Although divorce severs many financial ties between former spouses, a marriage lasting 10 years or more provides for some Social Security benefits under an ex-spouse’s earnings record. A spouse or ex-spouse is entitled to half of the other party’s benefit amount without any impact on that person’s own benefit. It may be tempting to tap into this resource prior to reaching the full retirement age of 66, but Virginia residents may want to consider this action carefully based on their current and future employment plans.

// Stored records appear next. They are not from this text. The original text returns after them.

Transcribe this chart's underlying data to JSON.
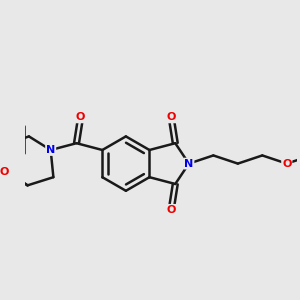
{
  "background_color": "#e8e8e8",
  "bond_color": "#1a1a1a",
  "nitrogen_color": "#0000ee",
  "oxygen_color": "#ee0000",
  "bond_width": 1.8,
  "figsize": [
    3.0,
    3.0
  ],
  "dpi": 100,
  "xlim": [
    -1.5,
    8.5
  ],
  "ylim": [
    -2.5,
    3.5
  ]
}
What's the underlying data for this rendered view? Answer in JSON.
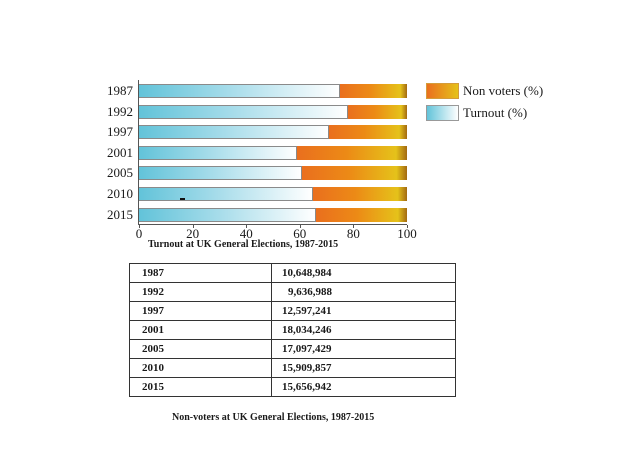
{
  "chart_data": [
    {
      "type": "bar",
      "orientation": "horizontal",
      "stacked": true,
      "title": "Turnout at UK General Elections, 1987-2015",
      "xlabel": "",
      "ylabel": "",
      "xlim": [
        0,
        100
      ],
      "xticks": [
        0,
        20,
        40,
        60,
        80,
        100
      ],
      "categories": [
        "1987",
        "1992",
        "1997",
        "2001",
        "2005",
        "2010",
        "2015"
      ],
      "series": [
        {
          "name": "Turnout (%)",
          "values": [
            75,
            78,
            71,
            59,
            61,
            65,
            66
          ],
          "color": "#62c3d9"
        },
        {
          "name": "Non voters (%)",
          "values": [
            25,
            22,
            29,
            41,
            39,
            35,
            34
          ],
          "color": "#ea6f1e"
        }
      ],
      "legend_position": "right",
      "grid": false
    },
    {
      "type": "table",
      "title": "Non-voters at UK General Elections, 1987-2015",
      "rows": [
        [
          "1987",
          "10,648,984"
        ],
        [
          "1992",
          "9,636,988"
        ],
        [
          "1997",
          "12,597,241"
        ],
        [
          "2001",
          "18,034,246"
        ],
        [
          "2005",
          "17,097,429"
        ],
        [
          "2010",
          "15,909,857"
        ],
        [
          "2015",
          "15,656,942"
        ]
      ]
    }
  ],
  "chart": {
    "title": "Turnout at UK General Elections, 1987-2015",
    "ticks": [
      "0",
      "20",
      "40",
      "60",
      "80",
      "100"
    ],
    "legend": {
      "nonvoters": "Non voters (%)",
      "turnout": "Turnout (%)"
    },
    "bars": [
      {
        "year": "1987",
        "turnout": 75
      },
      {
        "year": "1992",
        "turnout": 78
      },
      {
        "year": "1997",
        "turnout": 71
      },
      {
        "year": "2001",
        "turnout": 59
      },
      {
        "year": "2005",
        "turnout": 61
      },
      {
        "year": "2010",
        "turnout": 65
      },
      {
        "year": "2015",
        "turnout": 66
      }
    ]
  },
  "table": {
    "caption": "Non-voters at UK General Elections, 1987-2015",
    "rows": [
      {
        "year": "1987",
        "value": "10,648,984"
      },
      {
        "year": "1992",
        "value": "9,636,988"
      },
      {
        "year": "1997",
        "value": "12,597,241"
      },
      {
        "year": "2001",
        "value": "18,034,246"
      },
      {
        "year": "2005",
        "value": "17,097,429"
      },
      {
        "year": "2010",
        "value": "15,909,857"
      },
      {
        "year": "2015",
        "value": "15,656,942"
      }
    ]
  }
}
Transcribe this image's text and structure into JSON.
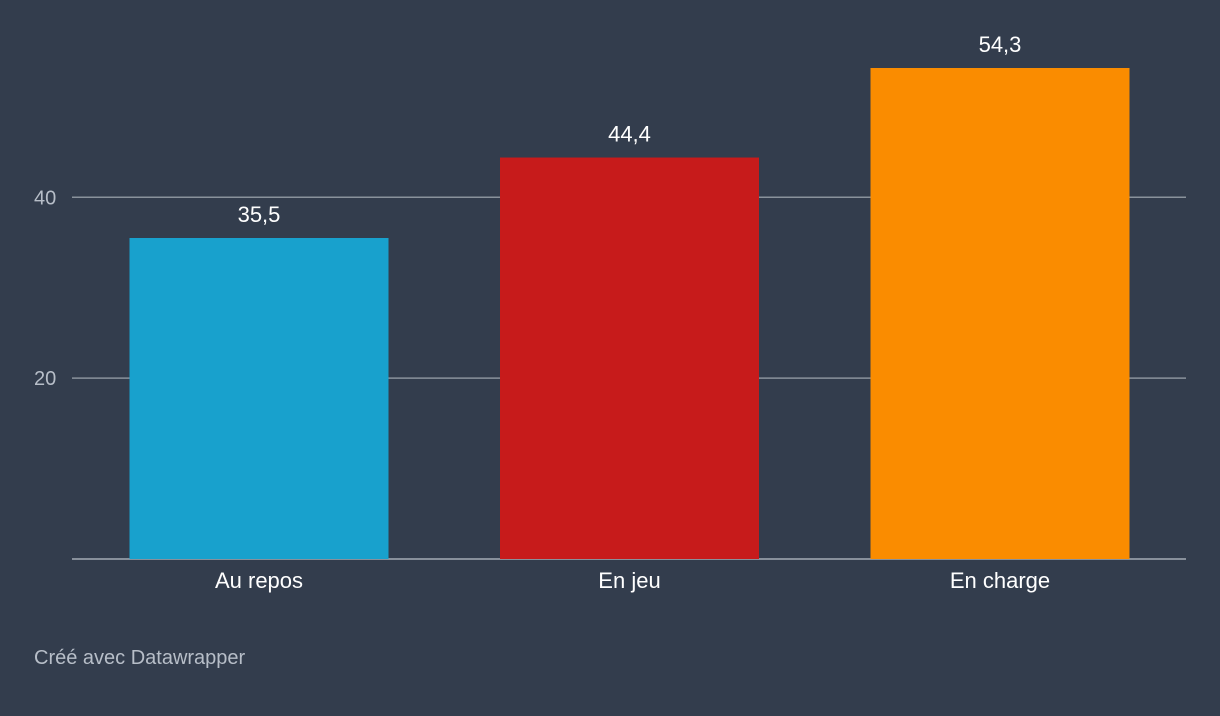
{
  "chart_data": {
    "type": "bar",
    "categories": [
      "Au repos",
      "En jeu",
      "En charge"
    ],
    "values": [
      35.5,
      44.4,
      54.3
    ],
    "value_labels": [
      "35,5",
      "44,4",
      "54,3"
    ],
    "colors": [
      "#18a1cd",
      "#c71b1b",
      "#fa8c00"
    ],
    "yticks": [
      20,
      40
    ],
    "ylim": [
      0,
      54.3
    ],
    "grid": true,
    "title": "",
    "xlabel": "",
    "ylabel": ""
  },
  "footer": {
    "credit": "Créé avec Datawrapper"
  }
}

The Social Security Administration adjusts benefits based on work-related earnings in a given year. If an individual claims spousal benefits prior to reaching full retirement age, a low limit applies to one’s wages before this withholding is initiated. If full retirement age has been reached, the earnings limit is more than twice as much. Earnings that exceed the limit in either situation are subject to federal withholding.
In planning strategically to access spousal benefits, one of the most sensible strategies is to wait until reaching full retirement age to request the spousal credit. Meanwhile, one’s own retirement benefit increases by approximately 8 percent for each year beyond full retirement age that a claim is delayed. At 70 years of age, an individual’s personal benefit will have reached its maximum. An individual will typically want to claim the benefit that provides the higher amount of income. For many, the full personal benefit at age 70 will exceed the spousal benefit, making it wise to adjust one’s claim.
An awareness of Social Security guidelines may be beneficial to an individual who is considering the end of a marriage that has lasted almost 10 years. A lawyer might point out that waiting to file for divorce could allow for eventual access to these spousal benefits.